During his tenure at Brownville Junction, Conley’s basketball teams won the 1959 Eastern Maine Class M (now Class C) title and the 1967 Class M state championship. His Brownville Junction teams also played in three other Eastern Maine championship games — all while playing up a class by enrollment.
Conley went on to become the first boys varsity basketball coach at Penquis, guiding the Patriots for six years until he retired after the 1974 season.
Among the basketball players he coached at Brownville Junction were Bangor Daily News All-Maine honorees Jack Brown (1959) and Dennis Larson (1967), while those he coached at Penquis included recently retired Patriots boys basketball coach Tony Hamlin and 1973 first-team BDN All-Maine choice Wally Russell, both of whom went on to play at the University of Maine.
“My senior year we were playing a game in the Pit, and I was playing and Wally was a freshman and [Maine coach] Skip [Chappelle] had us both in the game,” said Hamlin, who remains the athletic administrator at Penquis and still refers to Conley as “Coach.”
“I looked up and saw Carroll sitting in the stands and I thought to myself that he must be pretty proud to have two players that he coached playing for the University of Maine at the same time.”
Conley also coached varsity baseball for 12 years, the first 11 at Brownville Junction where he compiled a 70-18 record.
“Carroll was a baseball man,” said Hamlin. “He was a heck of a coach and a player.”
Conley retired from public education and turned to the ministry during the 1980s, returning to his Aroostook County roots to serve as director of Baptist Park in Mapleton.
After 11 years in that capacity, he joined Carroll Jr. and his family in Massachusetts where they co-coached a high school basketball team in 1992 before returning to Maine a year later.
Conley also returned to the Maine high school coaching scene in 1993, working as both an assistant coach and head coach at Bangor Christian.
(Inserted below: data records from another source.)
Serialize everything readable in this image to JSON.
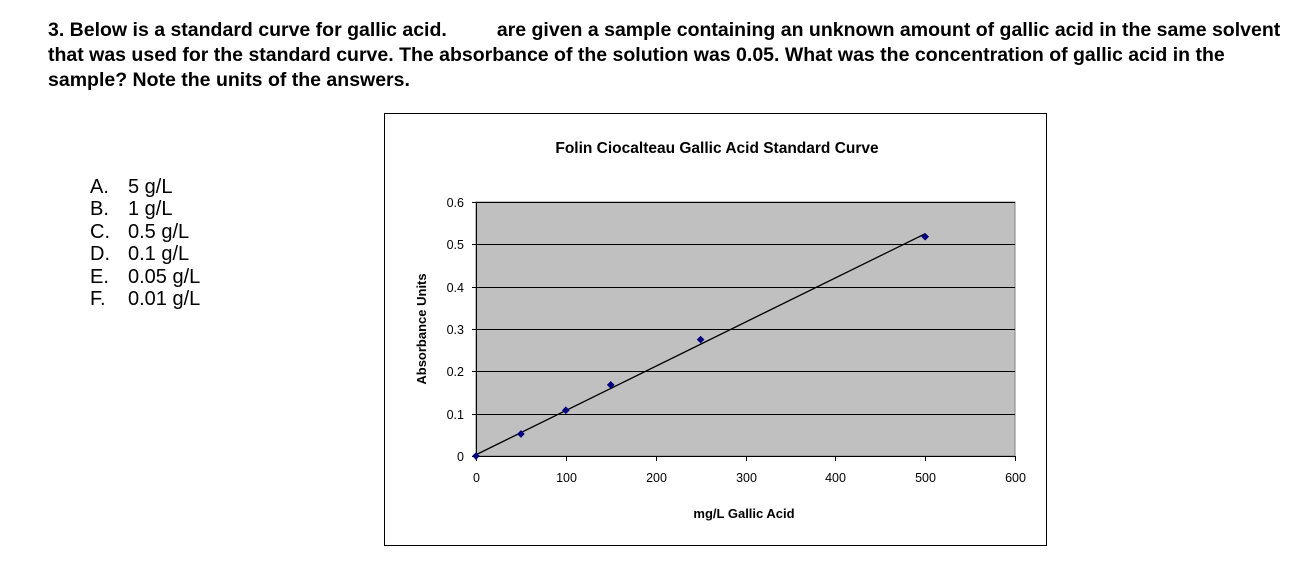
{
  "question": {
    "text_before_gap": "3.  Below is a standard curve for gallic acid.",
    "text_after_gap": "are given a sample containing an unknown amount of gallic acid in the same solvent that was used for the standard curve. The absorbance of the solution was 0.05. What was the concentration of gallic acid in the sample? Note the units of the answers."
  },
  "options": [
    {
      "letter": "A.",
      "text": "5 g/L"
    },
    {
      "letter": "B.",
      "text": "1 g/L"
    },
    {
      "letter": "C.",
      "text": "0.5 g/L"
    },
    {
      "letter": "D.",
      "text": "0.1 g/L"
    },
    {
      "letter": "E.",
      "text": "0.05 g/L"
    },
    {
      "letter": "F.",
      "text": "0.01 g/L"
    }
  ],
  "chart_data": {
    "type": "scatter",
    "title": "Folin Ciocalteau Gallic Acid Standard Curve",
    "xlabel": "mg/L Gallic Acid",
    "ylabel": "Absorbance Units",
    "xlim": [
      0,
      600
    ],
    "ylim": [
      0,
      0.6
    ],
    "x_ticks": [
      "0",
      "100",
      "200",
      "300",
      "400",
      "500",
      "600"
    ],
    "y_ticks": [
      "0",
      "0.1",
      "0.2",
      "0.3",
      "0.4",
      "0.5",
      "0.6"
    ],
    "x_tick_values": [
      0,
      100,
      200,
      300,
      400,
      500,
      600
    ],
    "y_tick_values": [
      0,
      0.1,
      0.2,
      0.3,
      0.4,
      0.5,
      0.6
    ],
    "points": [
      {
        "x": 0,
        "y": 0
      },
      {
        "x": 50,
        "y": 0.052
      },
      {
        "x": 100,
        "y": 0.108
      },
      {
        "x": 150,
        "y": 0.168
      },
      {
        "x": 250,
        "y": 0.275
      },
      {
        "x": 500,
        "y": 0.518
      }
    ],
    "trendline": {
      "x_start": 0,
      "y_start": 0.003,
      "x_end": 500,
      "y_end": 0.525
    },
    "grid": "horizontal",
    "legend": "none",
    "colors": {
      "plot_background": "#c0c0c0",
      "marker": "#000080",
      "gridline": "#000000",
      "trendline": "#000000"
    }
  }
}
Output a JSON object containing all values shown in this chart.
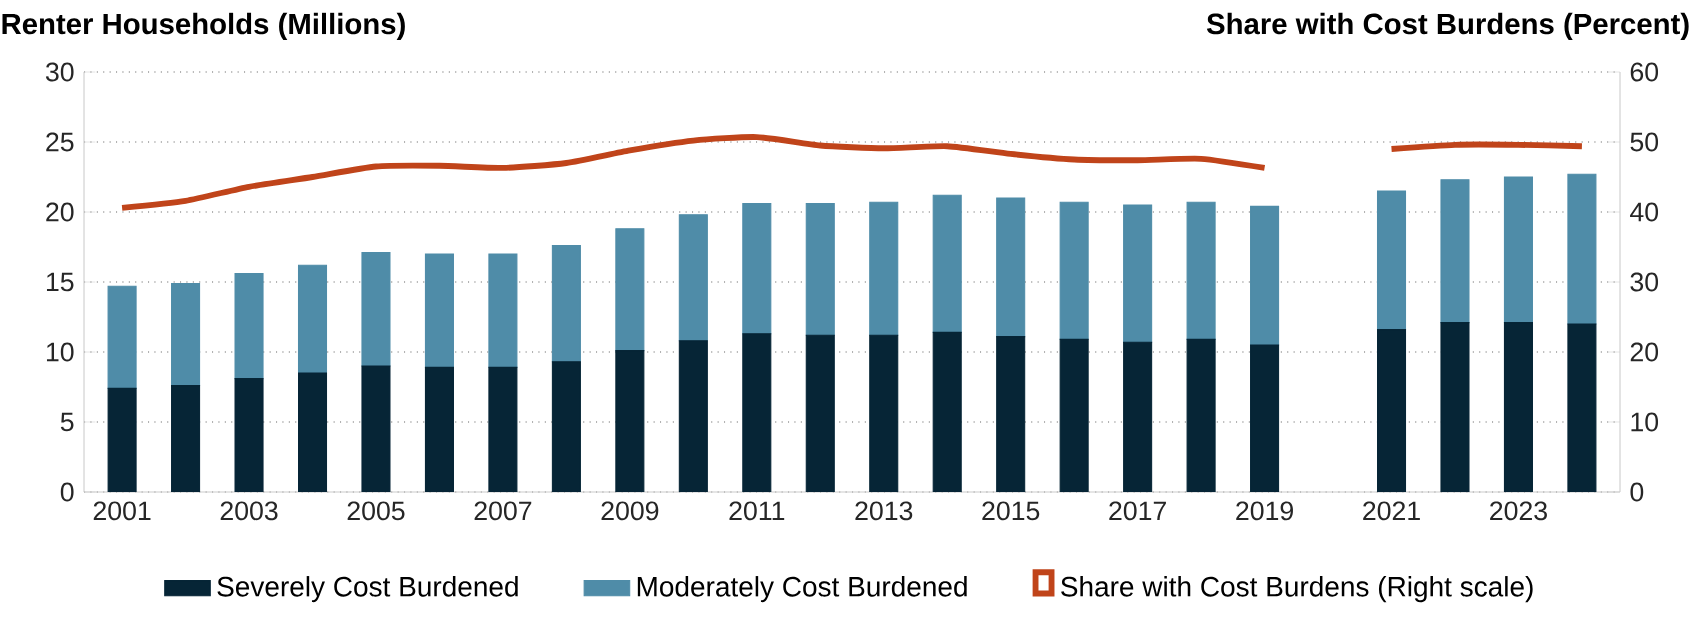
{
  "chart_data": {
    "type": "bar",
    "stacked": true,
    "ylabel": "Renter Households (Millions)",
    "y2label": "Share with Cost Burdens (Percent)",
    "categories": [
      "2001",
      null,
      "2003",
      null,
      "2005",
      null,
      "2007",
      null,
      "2009",
      null,
      "2011",
      null,
      "2013",
      null,
      "2015",
      null,
      "2017",
      null,
      "2019",
      null,
      "2021",
      null,
      "2023",
      null
    ],
    "series": [
      {
        "name": "Severely Cost Burdened",
        "color": "#062536",
        "values": [
          7.4,
          7.6,
          8.1,
          8.5,
          9.0,
          8.9,
          8.9,
          9.3,
          10.1,
          10.8,
          11.3,
          11.2,
          11.2,
          11.4,
          11.1,
          10.9,
          10.7,
          10.9,
          10.5,
          null,
          11.6,
          12.1,
          12.1,
          12.0
        ]
      },
      {
        "name": "Moderately Cost Burdened",
        "color": "#4f8ca8",
        "values": [
          7.3,
          7.3,
          7.5,
          7.7,
          8.1,
          8.1,
          8.1,
          8.3,
          8.7,
          9.0,
          9.3,
          9.4,
          9.5,
          9.8,
          9.9,
          9.8,
          9.8,
          9.8,
          9.9,
          null,
          9.9,
          10.2,
          10.4,
          10.7
        ]
      },
      {
        "name": "Share with Cost Burdens (Right scale)",
        "type": "line",
        "axis": "y2",
        "color": "#c0441a",
        "values": [
          40.6,
          41.6,
          43.6,
          45.0,
          46.5,
          46.6,
          46.3,
          47.0,
          48.8,
          50.2,
          50.7,
          49.5,
          49.1,
          49.4,
          48.3,
          47.5,
          47.4,
          47.6,
          46.3,
          null,
          49.0,
          49.6,
          49.6,
          49.4
        ]
      }
    ],
    "ylim": [
      0,
      30
    ],
    "yticks": [
      0,
      5,
      10,
      15,
      20,
      25,
      30
    ],
    "y2lim": [
      0,
      60
    ],
    "y2ticks": [
      0,
      10,
      20,
      30,
      40,
      50,
      60
    ],
    "grid": "y",
    "legend": "bottom"
  }
}
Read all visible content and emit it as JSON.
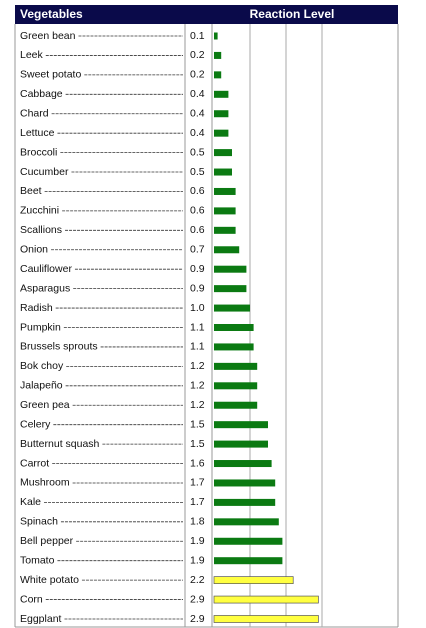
{
  "chart_data": {
    "type": "bar",
    "headers": [
      "Vegetables",
      "Reaction Level"
    ],
    "categories": [
      "Green bean",
      "Leek",
      "Sweet potato",
      "Cabbage",
      "Chard",
      "Lettuce",
      "Broccoli",
      "Cucumber",
      "Beet",
      "Zucchini",
      "Scallions",
      "Onion",
      "Cauliflower",
      "Asparagus",
      "Radish",
      "Pumpkin",
      "Brussels sprouts",
      "Bok choy",
      "Jalapeño",
      "Green pea",
      "Celery",
      "Butternut squash",
      "Carrot",
      "Mushroom",
      "Kale",
      "Spinach",
      "Bell pepper",
      "Tomato",
      "White potato",
      "Corn",
      "Eggplant"
    ],
    "values": [
      0.1,
      0.2,
      0.2,
      0.4,
      0.4,
      0.4,
      0.5,
      0.5,
      0.6,
      0.6,
      0.6,
      0.7,
      0.9,
      0.9,
      1.0,
      1.1,
      1.1,
      1.2,
      1.2,
      1.2,
      1.5,
      1.5,
      1.6,
      1.7,
      1.7,
      1.8,
      1.9,
      1.9,
      2.2,
      2.9,
      2.9
    ],
    "value_labels": [
      "0.1",
      "0.2",
      "0.2",
      "0.4",
      "0.4",
      "0.4",
      "0.5",
      "0.5",
      "0.6",
      "0.6",
      "0.6",
      "0.7",
      "0.9",
      "0.9",
      "1.0",
      "1.1",
      "1.1",
      "1.2",
      "1.2",
      "1.2",
      "1.5",
      "1.5",
      "1.6",
      "1.7",
      "1.7",
      "1.8",
      "1.9",
      "1.9",
      "2.2",
      "2.9",
      "2.9"
    ],
    "colors": [
      "#0b7a12",
      "#0b7a12",
      "#0b7a12",
      "#0b7a12",
      "#0b7a12",
      "#0b7a12",
      "#0b7a12",
      "#0b7a12",
      "#0b7a12",
      "#0b7a12",
      "#0b7a12",
      "#0b7a12",
      "#0b7a12",
      "#0b7a12",
      "#0b7a12",
      "#0b7a12",
      "#0b7a12",
      "#0b7a12",
      "#0b7a12",
      "#0b7a12",
      "#0b7a12",
      "#0b7a12",
      "#0b7a12",
      "#0b7a12",
      "#0b7a12",
      "#0b7a12",
      "#0b7a12",
      "#0b7a12",
      "#ffff40",
      "#ffff40",
      "#ffff40"
    ],
    "xlim": [
      0,
      5
    ],
    "xticks": [
      1,
      2,
      3
    ],
    "grid": true
  }
}
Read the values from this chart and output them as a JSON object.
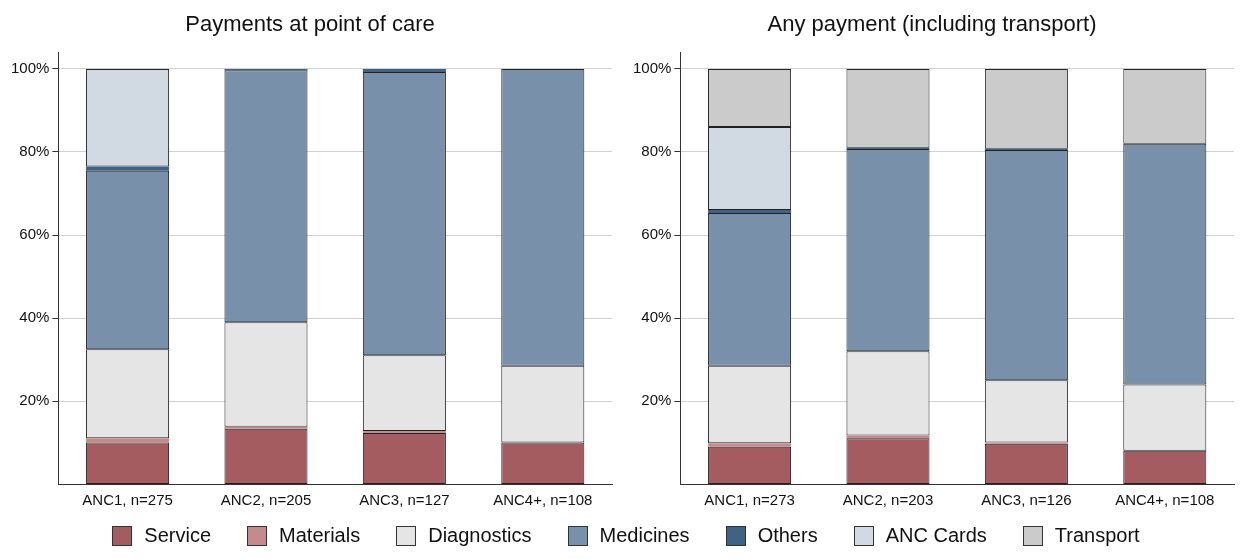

He coached the school’s girls varsity basketball team from 1999 to 2001, leading the Patriots to three straight postseason appearances.
Conley retired from coaching after the 2010-2011 season, when he served as an assistant to then-Bangor Christian girls varsity coach Phil Robinson.
“My father had a deeply significant conversion to Christ at the age of 32,” said Conley Jr, who is the executive director of the Christian Civic League of Maine evangelical organization . “His life progressively changed after that, but he never stopped loving basketball and he was able to integrate it into his faith.”
A celebration of Conley’s life is scheduled for 3 p.m. Sunday at Bangor Baptist Church, with a visitation period preceding the service at 2 p.m.